A notable bullish catalyst for price action on Monday was also the LNG expansion at Cheniere Energy (LNG) Corpus Christi plant. Coupled with cargo shipments by the Plaquemines plant onboarded onto Venture Global, global demand for LNG pushed the US outlook higher. Despite the production stage sitting at 76% of project completion as of 30 November, the company announced its conclusion by the end of Q1. The LNG plant is estimated to produce more than 10 million tonnes of gas per annum. 

The combination of bullish catalysts ahead of the cold snap in the following days and weeks boosted natural gas futures. However, whether forecasts receive an upward or downward revision remains to be seen. 

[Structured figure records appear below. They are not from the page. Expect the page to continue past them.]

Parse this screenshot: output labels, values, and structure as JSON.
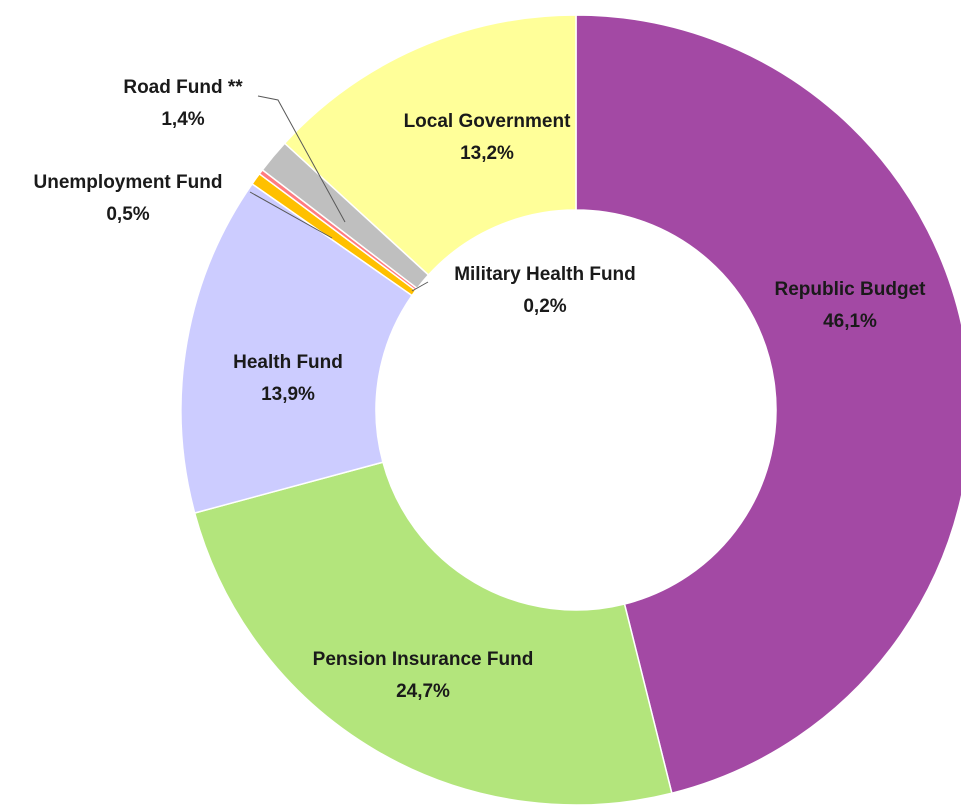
{
  "chart_data": {
    "type": "donut",
    "categories": [
      "Republic Budget",
      "Pension Insurance Fund",
      "Health Fund",
      "Unemployment Fund",
      "Military Health Fund",
      "Road Fund **",
      "Local Government"
    ],
    "values": [
      46.1,
      24.7,
      13.9,
      0.5,
      0.2,
      1.4,
      13.2
    ],
    "value_labels": [
      "46,1%",
      "24,7%",
      "13,9%",
      "0,5%",
      "0,2%",
      "1,4%",
      "13,2%"
    ],
    "colors": [
      "#a349a4",
      "#b3e57c",
      "#ccccff",
      "#ffc000",
      "#ff7c80",
      "#bfbfbf",
      "#ffff99"
    ]
  }
}
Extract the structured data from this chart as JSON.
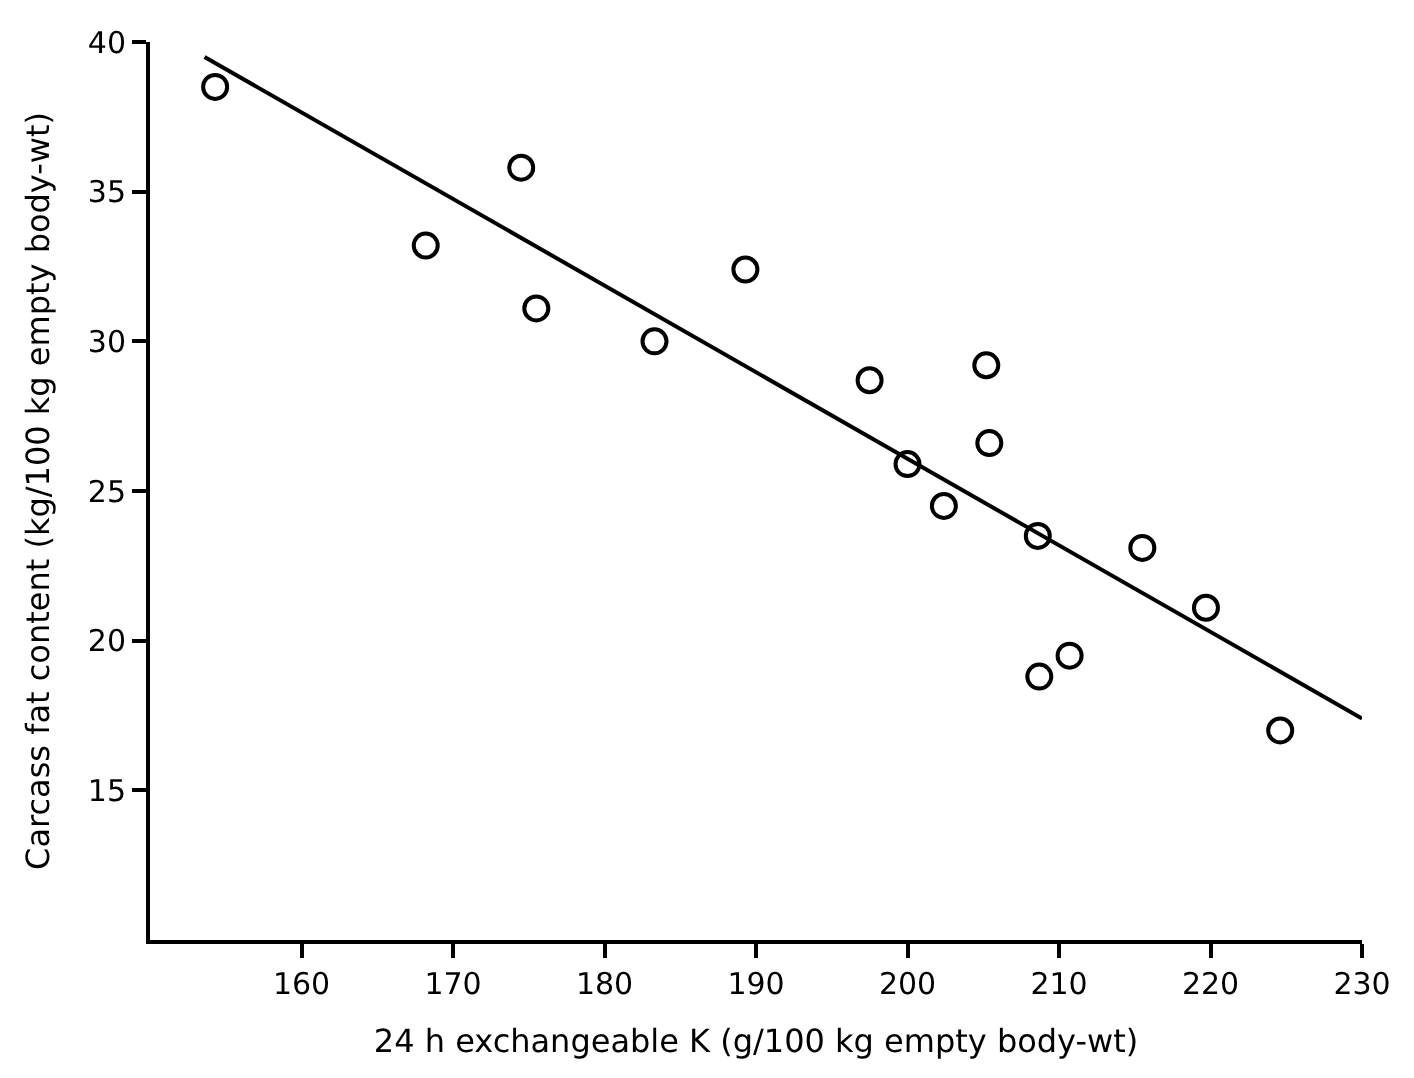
{
  "chart_data": {
    "type": "scatter",
    "xlabel": "24 h exchangeable K (g/100 kg empty body-wt)",
    "ylabel": "Carcass fat content (kg/100 kg empty body-wt)",
    "xlim": [
      150,
      230
    ],
    "ylim": [
      10,
      40
    ],
    "xticks": [
      160,
      170,
      180,
      190,
      200,
      210,
      220,
      230
    ],
    "yticks": [
      15,
      20,
      25,
      30,
      35,
      40
    ],
    "marker": "circle",
    "series": [
      {
        "color": "#000000",
        "x": [
          154.3,
          168.2,
          174.5,
          175.5,
          183.3,
          189.3,
          197.5,
          205.2,
          205.4,
          200.0,
          202.4,
          208.6,
          215.5,
          219.7,
          208.7,
          210.7,
          224.6
        ],
        "values": [
          38.5,
          33.2,
          35.8,
          31.1,
          30.0,
          32.4,
          28.7,
          29.2,
          26.6,
          25.9,
          24.5,
          23.5,
          23.1,
          21.1,
          18.8,
          19.5,
          17.0
        ]
      },
      {
        "type": "line",
        "color": "#000000",
        "marker": "none",
        "line_style": "solid",
        "x": [
          153.6,
          230
        ],
        "values": [
          39.5,
          17.4
        ]
      }
    ]
  }
}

Catalysts for Bullish Outlook

According to S&P Global Commodity Insights, natural gas is expected to remain bullish through 2035 due to power demand stemming from data centres. Wells Fargo (WFC) cites the electricity demand required to run AI infrastructure by 2030 as a driver for higher prices, with some analysts noting that renewables alone cannot meet the demand needs. In fact, Goldman Sachs (GS) expects natural gas to account for around 60% of the power AI requires and renewables for the remaining 40%. (Source: EuroNews)

Zooming into 2025, colder weather forecasts come at a time when Europe faces uncertainty about its own gas needs. Monday marked the last day of Russian gas flowing into Europe via Ukraine following a five-year transit deal unlikely to renew, with most routes except the TurkStream to Europe shut. Meanwhile, still-allowed Russian LNG imports to the EU hit a record high in December as the region looks for cheaper alternatives to US LNG. However, European Commissioner Ursula von der Leyen signalled earlier this year an increase in US imports to counter potential trade tariffs. 

Fast-forward to the end of December. In a post on Truth Social, Trump warned the EU of tariffs, urging the region to buy more US LNG to avoid them. The US has become the largest LNG supplier to the EU since Russia invaded Ukraine, representing around half of the bloc's imports in 2024.

Notably, a US government study estimated that gas prices could rise by up to 30% if LNG exports increased.

The Energy Information Administration (EIA) also estimated that increasing LNG exports could add 33% to natural gas prices in 2025 following record-low prices in February 2024, with demand expected to outdo supply significantly. However, while the Joe Biden administration stopped issuing export permits earlier in the year, Trump will likely lift the ban next year. The EIA still expects LNG exports to double in the following few years to 24.4 billion cubic feet per day (Bcf/d), with an additional three LNG plants under construction. However, only time will tell whether these forecasts come to fruition.

Wrap Up

Natural gas markets have heated up in response to cold temperatures and a host of geopolitical, economic and environmental factors. From the polar vortex threatening the US and Europe to growing LNG exports, the industry may stand at a pivotal moment. 

While weather forecasts have sparked a short-term price spike, the long-term outlook nurtures recent momentum. Trump’s potential deregulation and Europe's struggle for energy security continue to shape the market.

For now, one thing is clear. Natural gas is ending 2024 on a high note.